Oura confirms government data demands but faces questions on disclosure

Finland-based smart-ring maker Oura has confirmed for the first time on record that it receives requests for user data from governments. The company disclosed this in a response sent last week to TechCrunch sister publication This Week in Security. However, whether the company will publish these requests in a numerical transparency report remains unclear.
Oura is known for its smart-ring product that collects biometric data. The rings, used for health and sleep-metric tracking, continuously collect body temperature, heart rate, blood-oxygen level, motion and sleep-pattern data. The company's global user base exceeds 2.5 million.
Responding to This Week in Security's questions, an Oura spokesperson said: 'Our company is under the obligation to respond to data requests made under applicable legal frameworks. Within this process, maintaining privacy and user rights at the highest level is our priority.' The spokesperson, however, did not share specific data on the number of requests received or how many were approved.
The company's privacy policy had previously included a statement that 'data sharing may occur as required by applicable legal process', but there was no explicit confirmation that government requests had in fact been received. This week's statement from Oura is its first open declaration.
The topic surfaced following news of Oura's IPO filing. The company filed for an IPO with the SEC on 22 May, with an expected valuation of $6 billion. SEC filings list user-data policies among risk factors.
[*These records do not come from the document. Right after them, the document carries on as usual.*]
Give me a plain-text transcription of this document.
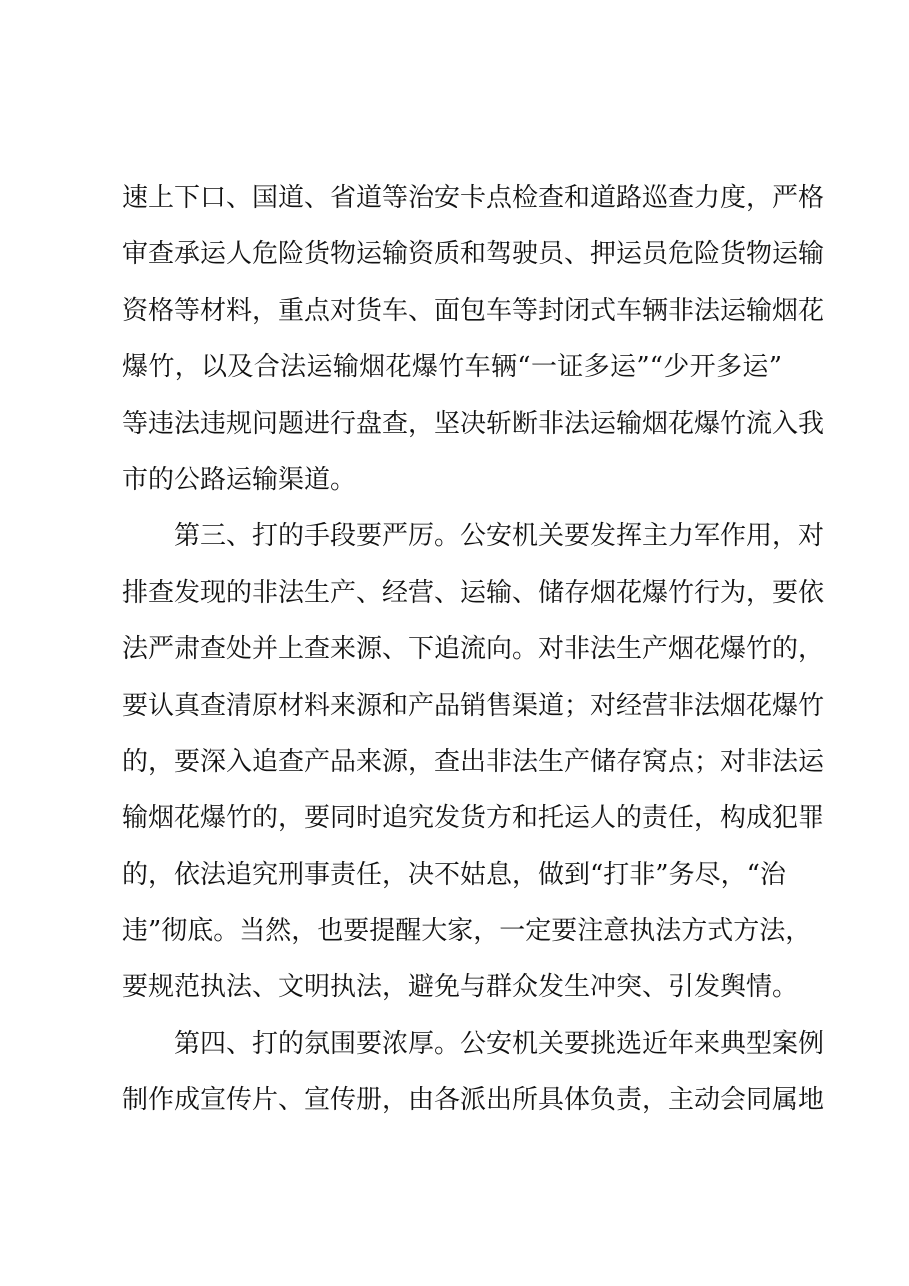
速上下口、国道、省道等治安卡点检查和道路巡查力度，严格
审查承运人危险货物运输资质和驾驶员、押运员危险货物运输
资格等材料，重点对货车、面包车等封闭式车辆非法运输烟花
爆竹，以及合法运输烟花爆竹车辆“一证多运”“少开多运”
等违法违规问题进行盘查，坚决斩断非法运输烟花爆竹流入我
市的公路运输渠道。
第三、打的手段要严厉。公安机关要发挥主力军作用，对
排查发现的非法生产、经营、运输、储存烟花爆竹行为，要依
法严肃查处并上查来源、下追流向。对非法生产烟花爆竹的，
要认真查清原材料来源和产品销售渠道；对经营非法烟花爆竹
的，要深入追查产品来源，查出非法生产储存窝点；对非法运
输烟花爆竹的，要同时追究发货方和托运人的责任，构成犯罪
的，依法追究刑事责任，决不姑息，做到“打非”务尽，“治
违”彻底。当然，也要提醒大家，一定要注意执法方式方法，
要规范执法、文明执法，避免与群众发生冲突、引发舆情。
第四、打的氛围要浓厚。公安机关要挑选近年来典型案例
制作成宣传片、宣传册，由各派出所具体负责，主动会同属地
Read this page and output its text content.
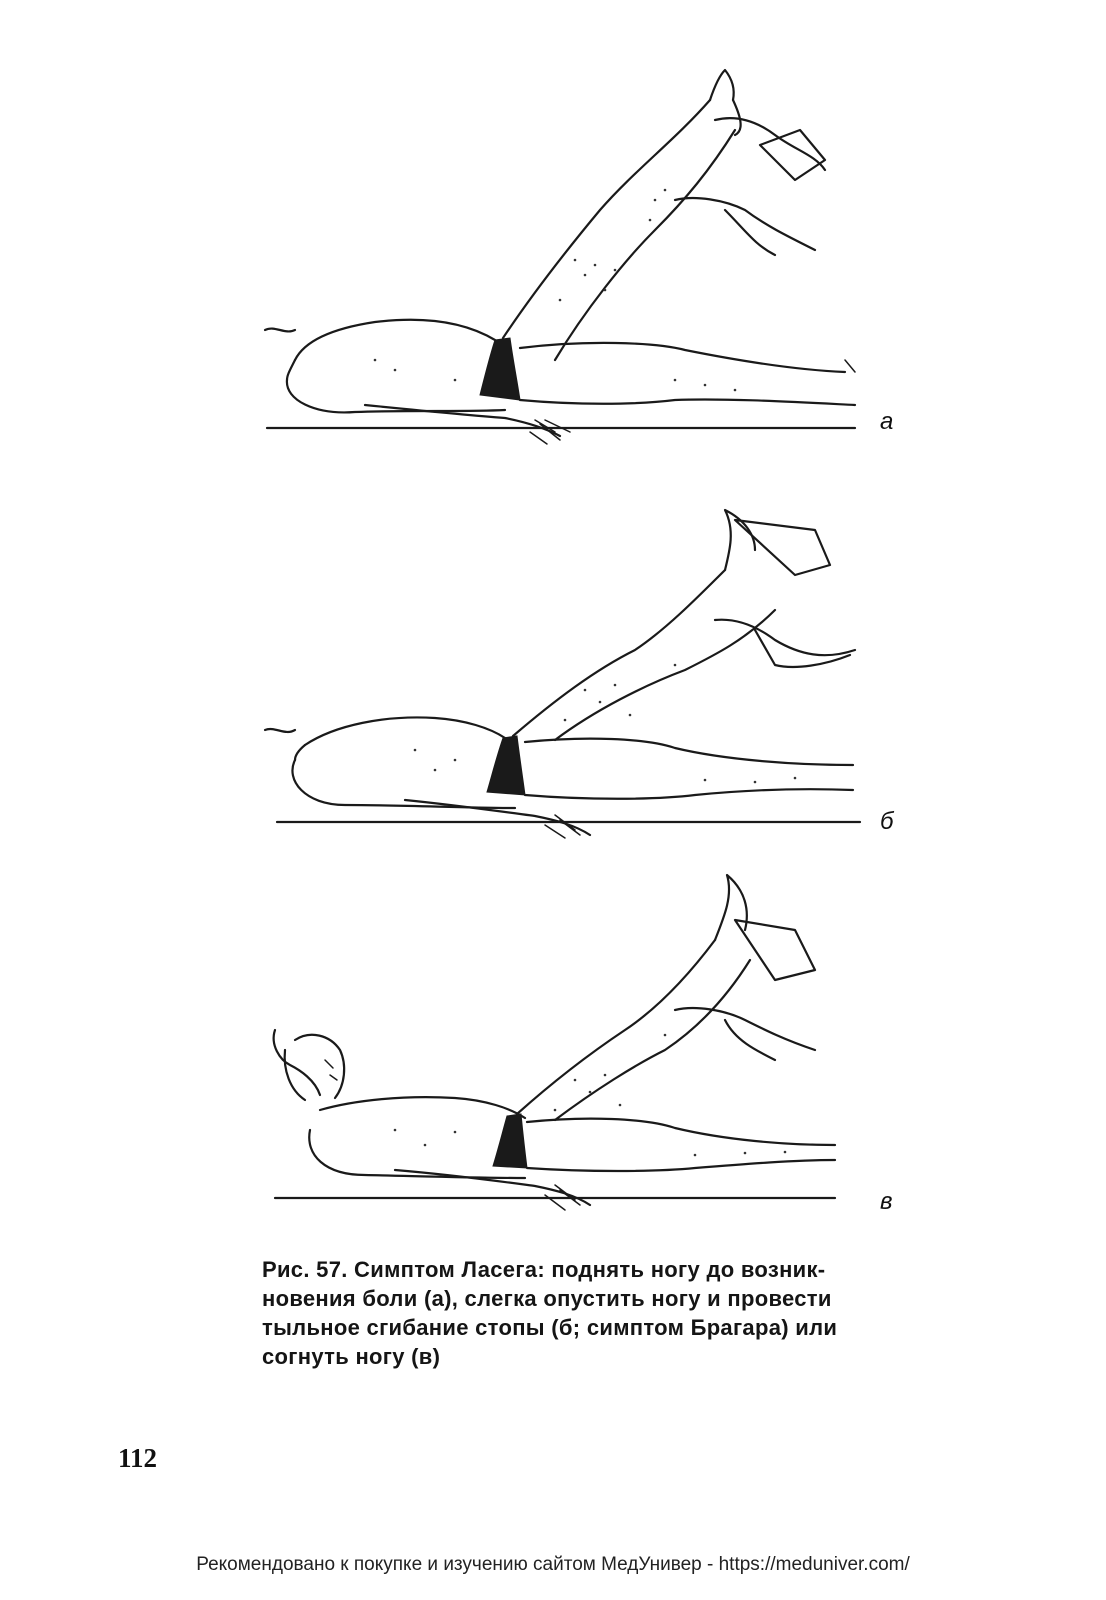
а
б
в
Рис. 57. Симптом Ласега: поднять ногу до возник-
новения боли (а), слегка опустить ногу и провести
тыльное сгибание стопы (б; симптом Брагара) или
согнуть ногу (в)
112
Рекомендовано к покупке и изучению сайтом МедУнивер - https://meduniver.com/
Electronic Frontier Foundation (EFF) spokesperson Eva Galperin called the disclosure 'an important step', adding: 'But true transparency requires numerical reporting. Apple, Google, Meta, Twitter — all the major industry players publish twice-yearly reports with the number of government requests and their compliance rates. Oura should adopt the same standard.'
This industry practice developed alongside the 'transparency report' movement of the 2010-2014 period. Google had published its first transparency report in 2010; Apple, Microsoft and Meta followed in subsequent years. These twice-yearly reports include, by country of government request, the number of requests received, the number of content takedown requests, and the compliance rates.
What is striking about Oura's specific situation is the health-biometric character of the data it collects. Sleep patterns, heart-rate variability and body-temperature data carry more sensitive information than ordinary communication metadata. Yale School of Medicine Professor of Health Informatics Dr Karandeep Singh said: 'Biometric data allows inferences to be made about a person's medical condition; this is a category that legally and ethically should be protected at higher standards.'
In the US and EU data-protection frameworks, biometric data falls under 'special categories'. EU General Data Protection Regulation (GDPR) Article 9 makes the processing of biometric data subject to special consent. In the US there is no federal biometric data law; state-level regulations (such as Illinois BIPA) differ.
More comprehensive disclosures from Oura on privacy are expected ahead of the IPO. Investors will gain more detailed information following the S-1 filing in the SEC process. This article is general information; independent sources are recommended for individual data privacy decisions.